Group Structure of Wilson Loops in 2D Models with 2- and 4-Band Energy Spectra

TL;DR

This paper investigates the non-Abelian gauge structure of Wilson loops in 2D tight-binding models with 2- and 4-band spectra, revealing their group structure by analyzing Berry curvature singularities and employing the non-Abelian Stokes theorem.

Contribution

It introduces a novel approach to study Wilson loops in multiband 2D models by leveraging the singularities of Berry curvature and the non-Abelian Stokes theorem, simplifying the analysis.

Findings

Wilson loops form specific group structures in 2D models.

Berry curvature is singular at isolated points in the Brillouin zone.

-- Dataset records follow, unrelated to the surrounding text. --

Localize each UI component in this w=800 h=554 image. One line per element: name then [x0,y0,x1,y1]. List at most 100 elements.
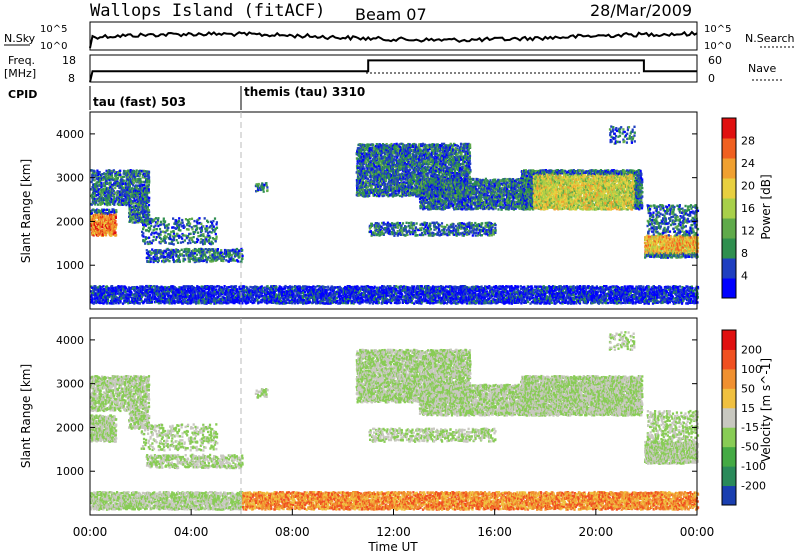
range-time-cell [148,197,150,199]
range-time-cell [140,217,142,219]
range-time-cell [415,144,417,146]
range-time-cell [371,186,373,188]
range-time-cell [125,204,127,206]
range-time-cell [160,241,162,243]
range-time-cell [115,223,117,225]
range-time-cell [194,252,196,254]
range-time-cell [469,169,471,171]
range-time-cell [191,218,193,220]
range-time-cell [132,202,134,204]
range-time-cell [200,238,202,240]
range-time-cell [223,256,225,258]
range-time-cell [99,171,101,173]
range-time-cell [231,254,233,256]
range-time-cell [160,223,162,225]
range-time-cell [149,250,151,252]
range-time-cell [148,171,150,173]
cpid-segment-2: themis (tau) 3310 [244,85,365,99]
range-time-cell [119,170,121,172]
range-time-cell [198,248,200,250]
range-time-cell [217,248,219,250]
range-time-cell [172,256,174,258]
range-time-cell [111,172,113,174]
cpid-row: CPID tau (fast) 503 themis (tau) 3310 [8,85,365,110]
range-time-cell [150,257,152,259]
range-time-cell [214,217,216,219]
nsearch-label: N.Search [745,32,795,45]
range-time-cell [143,184,145,186]
range-time-cell [160,233,162,235]
beam-label: Beam 07 [355,5,427,24]
range-time-cell [237,260,239,262]
range-time-cell [168,249,170,251]
range-time-cell [173,259,175,261]
range-time-cell [418,143,420,145]
range-time-cell [142,232,144,234]
range-time-cell [136,169,138,171]
range-time-cell [167,256,169,258]
range-time-cell [179,261,181,263]
range-time-cell [146,179,148,181]
range-time-cell [113,204,115,206]
range-time-cell [201,230,203,232]
range-time-cell [222,260,224,262]
range-time-cell [173,239,175,241]
range-time-cell [100,182,102,184]
range-time-cell [204,251,206,253]
date-label: 28/Mar/2009 [590,1,692,20]
range-time-cell [184,258,186,260]
range-time-cell [361,153,363,155]
range-time-cell [237,253,239,255]
range-time-cell [169,238,171,240]
range-time-cell [202,249,204,251]
range-time-cell [469,160,471,162]
range-time-cell [151,232,153,234]
range-time-cell [180,241,182,243]
range-time-cell [181,225,183,227]
range-time-cell [139,178,141,180]
range-time-cell [451,172,453,174]
range-time-cell [202,225,204,227]
range-time-cell [197,232,199,234]
range-time-cell [189,260,191,262]
range-time-cell [366,174,368,176]
range-time-cell [457,145,459,147]
range-time-cell [220,249,222,251]
range-time-cell [168,223,170,225]
range-time-cell [424,160,426,162]
range-time-cell [115,209,117,211]
range-time-cell [368,195,370,197]
range-time-cell [129,213,131,215]
range-time-cell [106,209,108,211]
range-time-cell [146,229,148,231]
range-time-cell [131,187,133,189]
range-time-cell [156,236,158,238]
range-time-cell [148,204,150,206]
range-time-cell [186,224,188,226]
range-time-cell [378,163,380,165]
nsky-series-line [90,32,697,48]
nsky-tick-bottom: 10^0 [40,41,67,52]
freq-series-line [90,60,697,82]
range-time-cell [177,255,179,257]
range-time-cell [148,199,150,201]
range-time-cell [189,237,191,239]
range-time-cell [115,213,117,215]
range-time-cell [155,217,157,219]
range-time-cell [414,171,416,173]
range-time-cell [164,220,166,222]
range-time-cell [125,196,127,198]
range-time-cell [183,254,185,256]
range-time-cell [196,254,198,256]
range-time-cell [384,167,386,169]
range-time-cell [182,222,184,224]
range-time-cell [468,165,470,167]
range-time-cell [126,189,128,191]
range-time-cell [113,196,115,198]
range-time-cell [173,230,175,232]
nsearch-tick-bottom: 10^0 [704,41,731,52]
range-time-cell [181,249,183,251]
range-time-cell [129,187,131,189]
range-time-cell [188,248,190,250]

The approach simplifies the study of Wilson loops without path ordering.

Abstract

We consider a tight-binding model defined by a matrix Hamiltonian over 2D Brillouin zone. Multiband energy spectrum gives rise to a non-Abelian gauge structure set by the Berry connections. The corresponding curvature $F_{\mu\nu}$ vanishes throughout the Brillouin zone except an isolated points where $F_{\mu\nu}$ is singular. Combining the singular behaviour of $F_{\mu\nu}$ with non-Abelian Stokes theorem allows to avoid the path ordering procedure in studying the structure of Wilson loops. 2D models with 2-band and 4-band energy spectra are considered as a demonstrative examples and the group structure of the corresponding Wilson loops is revealed.